I got sick of it so easily. I got sick of hearing the same words every day for a year, and the worst was that I was told by a person who only thought that I was severely fucked up. Like they knew anything about this, they've only studied and never experienced any of it.
I was meant to sit there every day and hear about how things got better. I was meant to sit there and hear about how one day my mother wouldn't have this unreasonable dislike for me. I was sick of hearing about how happy everyone else is. The last time I checked I wasn't them. I wasn't anyone really, I was just some object.
I got sick of hearing about how ome day I'd forget about how his hands made my skin burn and every time someone touched me, I soon wouldn't jump. I wouldn't feel like an object anymore. I'd be an actual human being..but even that seemed impossible.
I was told that one day the scars would fade, but I knew what my skin looked like before they appeared. I knew that my skin wouldn't be the same.
I got sick of those good damn pills. They did nothing but block out my emotions so I was nothing but a numb void. I hated how my skin still burned with memories of his hands. Every time I looked at my body their hands were there to leave burn marks and my eyes would redden with tears. I hated my skin and how dirty it looked, and somehow it made sense to ruin it even further.
I got sick of being strong. I got sick of being told that every day because I'm not. I'm not someone who's strong. I'm someone just trying to survive. I haven't done anything special. I just tried in hopes that those things I were promised would happen. And for days I wondered if they would happen, and I still wonder.

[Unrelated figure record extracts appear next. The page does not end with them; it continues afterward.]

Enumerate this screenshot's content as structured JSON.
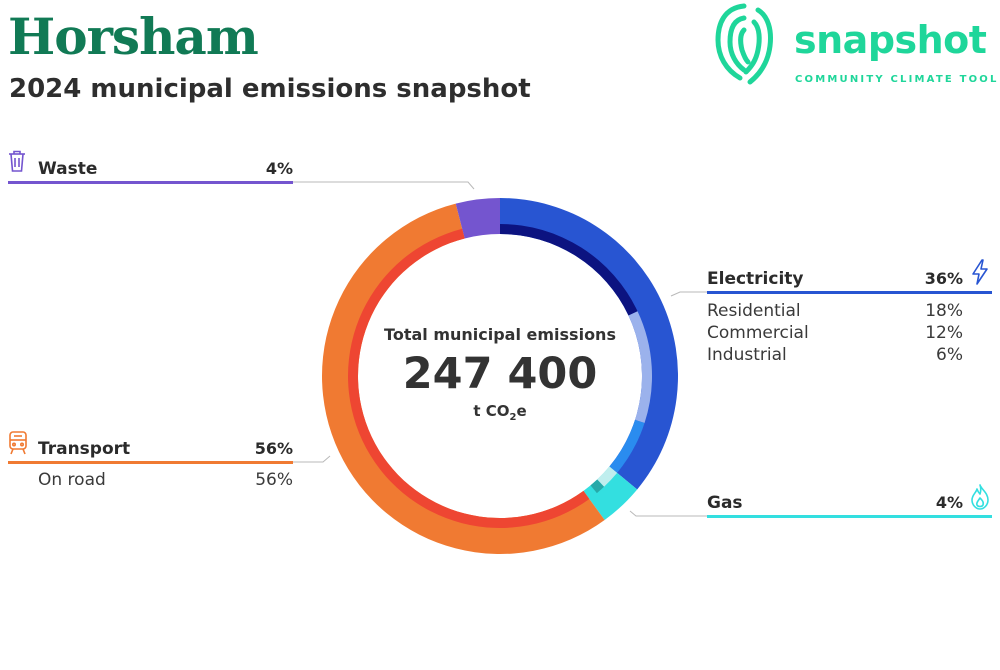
{
  "header": {
    "title": "Horsham",
    "subtitle": "2024 municipal emissions snapshot"
  },
  "brand": {
    "name": "snapshot",
    "tagline": "COMMUNITY CLIMATE TOOL",
    "color": "#1fd69a"
  },
  "center": {
    "label": "Total municipal emissions",
    "value": "247 400",
    "unit_prefix": "t CO",
    "unit_sub": "2",
    "unit_suffix": "e"
  },
  "chart_data": {
    "type": "pie",
    "title": "Total municipal emissions",
    "total": 247400,
    "unit": "t CO2e",
    "categories": [
      {
        "name": "Electricity",
        "value": 36,
        "color": "#2855d2",
        "subcategories": [
          {
            "name": "Residential",
            "value": 18,
            "color": "#0c1380"
          },
          {
            "name": "Commercial",
            "value": 12,
            "color": "#9bb2ec"
          },
          {
            "name": "Industrial",
            "value": 6,
            "color": "#2a8cef"
          }
        ]
      },
      {
        "name": "Gas",
        "value": 4,
        "color": "#33dfe0",
        "subcategories": [
          {
            "name": "",
            "value": 2,
            "color": "#bfeeee"
          },
          {
            "name": "",
            "value": 1,
            "color": "#27a9a9"
          }
        ]
      },
      {
        "name": "Transport",
        "value": 56,
        "color": "#f07a32",
        "subcategories": [
          {
            "name": "On road",
            "value": 56,
            "color": "#ee4632"
          }
        ]
      },
      {
        "name": "Waste",
        "value": 4,
        "color": "#7455cf",
        "subcategories": []
      }
    ]
  },
  "legend": {
    "waste": {
      "name": "Waste",
      "pct": "4%",
      "color": "#7455cf",
      "icon": "trash-icon"
    },
    "electricity": {
      "name": "Electricity",
      "pct": "36%",
      "color": "#2855d2",
      "icon": "lightning-icon",
      "subs": [
        {
          "name": "Residential",
          "value": "18%"
        },
        {
          "name": "Commercial",
          "value": "12%"
        },
        {
          "name": "Industrial",
          "value": "6%"
        }
      ]
    },
    "transport": {
      "name": "Transport",
      "pct": "56%",
      "color": "#f07a32",
      "icon": "train-icon",
      "subs": [
        {
          "name": "On road",
          "value": "56%"
        }
      ]
    },
    "gas": {
      "name": "Gas",
      "pct": "4%",
      "color": "#33dfe0",
      "icon": "flame-icon"
    }
  }
}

And so now I listen to the words of "Hold on, darling
This body is yours,
This body is yours and mine
Well hold on, my darling
This mess was yours,
Now your mess is mine
Your mess is mine"I wonder how he's managing my mess, because sometimes I see that he knows I'm still drowning in it. Sometimes I see how much it bothers him, and I wonder why I can't be normal. I wonder why I can't be strong for him and get past it. But I'm not strong.